Kidney Care UK Brexit campaign

From 2016 to 2020, we worked to ensure that kidney patients from the UK would still be able to access free, reciprocal dialysis treatment when travelling in Europe.

Following the Brexit referendum in 2016, we identified that the loss of the European Health Insurance Card (EHIC) would lead to 30,000 people with kidney failure and on dialysis not being able to travel to Europe.

Previously, using the European Health Insurance card (EHIC), if people on dialysis travelled to Europe, they were able to book state-funded dialysis sessions in advance – the only way they were able to receive their treatment while in Europe.

Travel insurance policies don’t cover dialysis so the only alternative was for patients to pay up to £1,000 per week for their treatment, with costs fluctuating in different countries.

Working with the kidney community, the Kidney Care UK Policy team:

  • Asked you to write to your MP to inform decision makers by demonstrating the strength of patient feeling around the campaign, asking them to share these communications with us so we could track impact and follow up with potential MP champions.
  • Wrote directly to MPs highlighting the concerns of patients which led to parliamentary questions about EHIC and the future of reciprocal healthcare at Westminster. Our campaign was cited in the House of Lords and House of Commons during the debate around the Reciprocal and Cross-Border Healthcare (Amendment etc.) (EU Exit) Regulations 2020.
  • Took part in regular Department of Health and Social Care meetings and calls throughout the transition period. We were a consistent patient group participating in the discussions and always asking about EHIC.
  • Regularly countered misinformation which suggested that dialysis could be covered by insurance policies. This would not be viable as pre-existing conditions are not covered by travel insurance, but this misplaced argument was often used to suggest that loss of EHIC would not be an issue for patients.
  • Highlighted patients’ concerns clearly and concisely to multiple audiences through our website, social media channels, and through the media.
  • Worked closely with the Brexit Health Alliance who highlighted the complex needs of kidney patients within their own messaging.
  • Worked with the University of Sheffield to provide research on the impact of Brexit on people on dialysis.
  • Gave verbal evidence on the impact of Brexit in 2017, 2018 and 2020 to the House of Lords Enquiry, and also to the All-Party Parliamentary Group on Access to Medicines and Medical Devices.

Reciprocal healthcare for dialysis patients secured

In December 2020 the Government published the UK-EU Trade And Cooperation Agreement and on 11 January 2021 launched the EHIC replacement – Global Health Insurance Card or GHIC – with reciprocal healthcare for dialysis patients included!

On behalf of kidney patients across the country we were thrilled after such a lengthy campaign to achieve the key objective of retaining the rights of kidney patients in receiving their dialysis care while travelling in the EU.

It's quite something that the full Brexit withdrawal agreement includes dialysis as an example of treatments which can be covered.

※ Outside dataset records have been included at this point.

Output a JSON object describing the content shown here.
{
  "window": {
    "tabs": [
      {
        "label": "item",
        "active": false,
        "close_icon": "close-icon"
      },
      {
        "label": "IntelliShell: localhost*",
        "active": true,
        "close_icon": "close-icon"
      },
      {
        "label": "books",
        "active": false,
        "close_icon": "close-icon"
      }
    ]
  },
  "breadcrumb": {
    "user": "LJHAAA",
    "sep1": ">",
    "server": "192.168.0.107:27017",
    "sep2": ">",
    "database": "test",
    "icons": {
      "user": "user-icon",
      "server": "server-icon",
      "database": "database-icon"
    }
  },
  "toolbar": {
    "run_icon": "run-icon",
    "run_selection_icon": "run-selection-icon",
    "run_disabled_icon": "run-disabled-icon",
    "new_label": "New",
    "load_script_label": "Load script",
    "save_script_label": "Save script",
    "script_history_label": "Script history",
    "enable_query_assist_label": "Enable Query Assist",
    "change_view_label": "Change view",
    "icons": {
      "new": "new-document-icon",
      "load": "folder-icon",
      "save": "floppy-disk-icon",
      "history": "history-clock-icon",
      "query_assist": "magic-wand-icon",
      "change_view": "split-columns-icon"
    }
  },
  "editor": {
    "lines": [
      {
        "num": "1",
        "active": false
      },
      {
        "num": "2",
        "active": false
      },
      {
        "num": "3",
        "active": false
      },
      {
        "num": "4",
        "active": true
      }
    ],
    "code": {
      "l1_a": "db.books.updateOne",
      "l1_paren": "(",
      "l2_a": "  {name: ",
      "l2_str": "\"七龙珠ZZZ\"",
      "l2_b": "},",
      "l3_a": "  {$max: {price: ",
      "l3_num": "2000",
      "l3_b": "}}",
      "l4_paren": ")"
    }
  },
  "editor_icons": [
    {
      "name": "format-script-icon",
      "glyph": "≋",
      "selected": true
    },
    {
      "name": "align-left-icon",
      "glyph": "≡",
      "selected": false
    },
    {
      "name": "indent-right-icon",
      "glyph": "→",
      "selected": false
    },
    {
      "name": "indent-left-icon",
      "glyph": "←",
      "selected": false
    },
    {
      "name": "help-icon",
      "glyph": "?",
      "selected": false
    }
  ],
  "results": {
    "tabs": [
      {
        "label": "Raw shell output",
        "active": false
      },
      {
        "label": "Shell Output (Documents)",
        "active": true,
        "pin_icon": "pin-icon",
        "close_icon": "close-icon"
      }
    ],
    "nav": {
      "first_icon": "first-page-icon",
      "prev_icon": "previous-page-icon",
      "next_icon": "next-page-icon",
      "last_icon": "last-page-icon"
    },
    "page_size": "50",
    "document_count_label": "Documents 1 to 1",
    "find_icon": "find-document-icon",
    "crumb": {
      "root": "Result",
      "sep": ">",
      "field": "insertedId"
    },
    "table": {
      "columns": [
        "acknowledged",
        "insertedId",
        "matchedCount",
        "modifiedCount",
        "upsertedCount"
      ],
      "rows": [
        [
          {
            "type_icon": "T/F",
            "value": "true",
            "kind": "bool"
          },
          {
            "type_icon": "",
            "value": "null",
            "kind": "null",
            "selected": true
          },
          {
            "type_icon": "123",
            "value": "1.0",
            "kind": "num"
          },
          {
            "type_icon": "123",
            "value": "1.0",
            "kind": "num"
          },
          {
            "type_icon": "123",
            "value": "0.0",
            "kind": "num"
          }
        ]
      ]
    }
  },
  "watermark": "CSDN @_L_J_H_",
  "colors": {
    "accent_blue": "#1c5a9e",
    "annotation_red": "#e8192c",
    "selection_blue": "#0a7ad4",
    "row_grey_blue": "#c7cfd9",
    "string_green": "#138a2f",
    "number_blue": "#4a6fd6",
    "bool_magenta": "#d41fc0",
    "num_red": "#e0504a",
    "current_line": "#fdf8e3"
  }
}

Kidney Care UK would like to thank all of you who got involved with the campaign to ensure that the travel needs of kidney patients were not forgotten. It really makes a difference.

The success of this campaign was praised in a January 2021 letter from Edward Argar MP, the Minister of State for Health with responsibility for EHIC, to Kidney Care UK Policy Director Fiona Loud.

I would like to reiterate my thanks to you and your team for the constructive engagement and support you have provided my officials in DHSC over the past few months, and in particular on the arrangements to cover people for ongoing treatment. We look forward to continuing to work with you to ensure the needs of kidney dialysis patients continue to be recognised and met.
Edward Argar MP, Minister of State for Health

In 2021, Kidney Care UK won the Communique Charitable campaign of the year for this work.

We continue to work with the DHSC on GHIC-related matters as some dialysis units may not be up to date with the latest guidance. Certain countries were not originally part of the withdrawal agreement but some of them are now included, for example Switzerland.